If a desire for perpetual growth is not immediately present in an alternative art space, receiving grants can implant that. A grant is an investment—the donor wants a return which brings some form of financial opportunity, even if it is only the space’s cultural influence. Reliance on grants may emerge if a grant is the difference in funding a whole staff position or program. The donor organization demands a proposal of planned progress as well as a display of progress in each recurring grant cycle in order to continue receiving the money. Donors can also be particular about how sponsored organizations should operate—the Andy Warhol Foundation for the Visual Arts, for instance, has a track record of withdrawing money from organizations that go through leadership transitions. A regular $60,000 award suddenly ripped away can crush an organization.

It’s telling that Lisa Phillips served on the board of the Warhol Foundation for a decade, overlapping with the former director and co-founder of Common Field (the networking organization for small to mid-size art spaces), another co-founder of which also co-founded Elsewhere and permanently sits on its board. The Warhol Foundation is the major sponsor of Common Field, Elsewhere’s biggest funder, and a “leader” organization of the New Museum. The governance of standard and alternative art spaces have been chained together by rings of executives. The layers of bureaucracy emulate an oligarchical state, and the individual art space is made to replicate this hierarchy within itself as reinforcement from the bottom upward. The small art space is to a monumental private body like the Warhol Foundation what a municipality is to the federal government. Endorsement by such large organizations should be approached with the utmost caution.

One can’t settle on merely building an alternative. If even the basic structures are repeated, the paving of a road to a standard, unethical organization has already begun, and absorption into the folds of bureaucracy is imminent. It’s about more than who runs the thing or who is exhibited.

Alternative art spaces don’t have to play this game of hierarchy—there are even some which are (and hate being) nonprofits but committed themselves to capping their growth, (rejecting the need for an expansion in programming, real estate, etc.—just settling at a point of stability). An alternative art space, whether it be a museum or something else, must fight tooth-and-nail against every system of power, otherwise it is doomed to join the rest of the undead, subsumed by the soulless stock market of art institutions. It may also die trying, like so many others have.

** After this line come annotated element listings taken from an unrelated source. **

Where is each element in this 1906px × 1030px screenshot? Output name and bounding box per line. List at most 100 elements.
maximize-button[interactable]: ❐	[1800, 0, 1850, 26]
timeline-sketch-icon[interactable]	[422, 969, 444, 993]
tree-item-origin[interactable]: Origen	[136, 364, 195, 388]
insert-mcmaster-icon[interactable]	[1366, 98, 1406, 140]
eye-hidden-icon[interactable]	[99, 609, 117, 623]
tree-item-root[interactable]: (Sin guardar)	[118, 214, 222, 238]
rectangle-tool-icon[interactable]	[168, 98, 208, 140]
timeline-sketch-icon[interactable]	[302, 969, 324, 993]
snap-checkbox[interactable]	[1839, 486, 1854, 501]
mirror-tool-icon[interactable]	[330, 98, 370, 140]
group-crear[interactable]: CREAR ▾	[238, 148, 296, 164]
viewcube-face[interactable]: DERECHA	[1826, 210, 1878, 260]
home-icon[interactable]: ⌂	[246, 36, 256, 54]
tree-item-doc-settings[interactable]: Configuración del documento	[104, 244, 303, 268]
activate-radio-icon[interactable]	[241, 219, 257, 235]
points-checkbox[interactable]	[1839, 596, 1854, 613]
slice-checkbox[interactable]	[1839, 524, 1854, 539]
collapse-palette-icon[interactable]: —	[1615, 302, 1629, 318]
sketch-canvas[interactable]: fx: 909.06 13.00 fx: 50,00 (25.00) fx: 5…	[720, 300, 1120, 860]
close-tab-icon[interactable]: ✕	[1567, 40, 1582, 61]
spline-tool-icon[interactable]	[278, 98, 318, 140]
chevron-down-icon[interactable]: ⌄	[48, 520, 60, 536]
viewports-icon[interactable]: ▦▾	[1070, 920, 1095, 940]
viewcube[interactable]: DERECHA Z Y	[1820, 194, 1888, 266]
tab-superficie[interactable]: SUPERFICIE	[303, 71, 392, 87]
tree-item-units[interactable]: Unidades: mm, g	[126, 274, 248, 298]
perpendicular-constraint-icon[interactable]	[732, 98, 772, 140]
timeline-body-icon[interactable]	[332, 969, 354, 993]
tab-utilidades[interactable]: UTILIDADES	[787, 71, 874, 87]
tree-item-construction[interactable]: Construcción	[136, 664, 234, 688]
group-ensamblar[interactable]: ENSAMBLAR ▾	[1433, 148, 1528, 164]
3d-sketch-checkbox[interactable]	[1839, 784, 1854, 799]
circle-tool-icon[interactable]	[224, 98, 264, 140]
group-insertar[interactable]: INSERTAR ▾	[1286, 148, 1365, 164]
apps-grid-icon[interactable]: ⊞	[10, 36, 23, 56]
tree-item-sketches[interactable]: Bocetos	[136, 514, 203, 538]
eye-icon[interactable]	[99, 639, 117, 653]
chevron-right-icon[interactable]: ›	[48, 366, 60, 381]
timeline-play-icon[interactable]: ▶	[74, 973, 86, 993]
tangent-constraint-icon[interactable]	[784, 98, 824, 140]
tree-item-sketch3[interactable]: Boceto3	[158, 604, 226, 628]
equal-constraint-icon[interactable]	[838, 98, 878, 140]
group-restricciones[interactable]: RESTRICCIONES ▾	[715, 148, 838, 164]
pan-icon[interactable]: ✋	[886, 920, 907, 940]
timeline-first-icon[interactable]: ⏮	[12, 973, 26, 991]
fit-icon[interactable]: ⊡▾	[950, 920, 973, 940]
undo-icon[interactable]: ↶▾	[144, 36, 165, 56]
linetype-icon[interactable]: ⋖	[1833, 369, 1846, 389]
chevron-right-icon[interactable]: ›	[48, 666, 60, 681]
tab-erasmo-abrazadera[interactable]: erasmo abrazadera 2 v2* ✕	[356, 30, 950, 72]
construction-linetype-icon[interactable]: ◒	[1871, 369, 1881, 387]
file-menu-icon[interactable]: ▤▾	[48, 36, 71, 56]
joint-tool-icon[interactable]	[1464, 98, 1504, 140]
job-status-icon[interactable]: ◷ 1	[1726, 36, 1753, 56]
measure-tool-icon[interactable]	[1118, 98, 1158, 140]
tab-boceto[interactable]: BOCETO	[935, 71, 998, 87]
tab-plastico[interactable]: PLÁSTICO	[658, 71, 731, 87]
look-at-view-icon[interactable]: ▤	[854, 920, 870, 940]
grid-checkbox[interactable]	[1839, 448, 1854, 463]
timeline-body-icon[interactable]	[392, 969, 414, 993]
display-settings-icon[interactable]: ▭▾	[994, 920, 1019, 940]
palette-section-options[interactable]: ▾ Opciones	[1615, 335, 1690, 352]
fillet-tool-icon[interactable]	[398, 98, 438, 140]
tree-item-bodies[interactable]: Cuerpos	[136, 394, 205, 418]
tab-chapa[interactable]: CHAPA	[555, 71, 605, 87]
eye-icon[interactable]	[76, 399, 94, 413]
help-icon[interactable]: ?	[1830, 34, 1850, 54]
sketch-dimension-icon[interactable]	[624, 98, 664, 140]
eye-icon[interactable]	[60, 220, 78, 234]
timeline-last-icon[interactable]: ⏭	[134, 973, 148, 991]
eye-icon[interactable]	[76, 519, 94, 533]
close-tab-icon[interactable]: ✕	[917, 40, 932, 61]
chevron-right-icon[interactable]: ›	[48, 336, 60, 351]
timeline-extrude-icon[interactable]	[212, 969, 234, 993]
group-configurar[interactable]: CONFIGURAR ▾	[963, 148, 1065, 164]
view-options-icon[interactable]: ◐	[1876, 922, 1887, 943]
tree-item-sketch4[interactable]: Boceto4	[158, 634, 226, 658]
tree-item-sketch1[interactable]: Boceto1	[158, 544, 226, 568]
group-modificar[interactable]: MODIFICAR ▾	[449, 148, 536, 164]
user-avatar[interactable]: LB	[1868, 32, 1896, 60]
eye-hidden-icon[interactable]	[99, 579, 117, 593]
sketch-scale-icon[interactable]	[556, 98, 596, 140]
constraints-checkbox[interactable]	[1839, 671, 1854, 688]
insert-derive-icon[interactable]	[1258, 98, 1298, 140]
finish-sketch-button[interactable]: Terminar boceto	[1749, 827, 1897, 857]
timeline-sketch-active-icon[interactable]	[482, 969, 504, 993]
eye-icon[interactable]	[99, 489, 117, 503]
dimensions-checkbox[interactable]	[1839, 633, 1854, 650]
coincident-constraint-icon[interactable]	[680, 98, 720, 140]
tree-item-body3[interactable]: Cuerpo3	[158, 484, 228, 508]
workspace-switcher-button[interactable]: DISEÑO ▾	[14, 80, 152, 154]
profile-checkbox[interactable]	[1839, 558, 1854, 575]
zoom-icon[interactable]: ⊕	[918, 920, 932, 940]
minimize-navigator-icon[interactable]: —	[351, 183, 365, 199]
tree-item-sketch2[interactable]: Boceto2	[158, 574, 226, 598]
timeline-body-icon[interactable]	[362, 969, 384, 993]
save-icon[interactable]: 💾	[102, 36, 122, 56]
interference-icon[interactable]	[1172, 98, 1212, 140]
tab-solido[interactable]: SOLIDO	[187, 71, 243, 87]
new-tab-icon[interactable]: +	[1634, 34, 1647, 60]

When considering the alternative museum, it is not enough to think of variations on the museum formula—one must consider alternatives to the museum as well. Reformist tactics can easily be eaten by bigger institutions, and camaraderie with the market poses no threat to power. If the museum format is to be used, it must be one of opposition, not just an alternative—a museum that rejects the museum. That rejection has to be the form and function in its entirety, nothing short of a total embodiment of intention.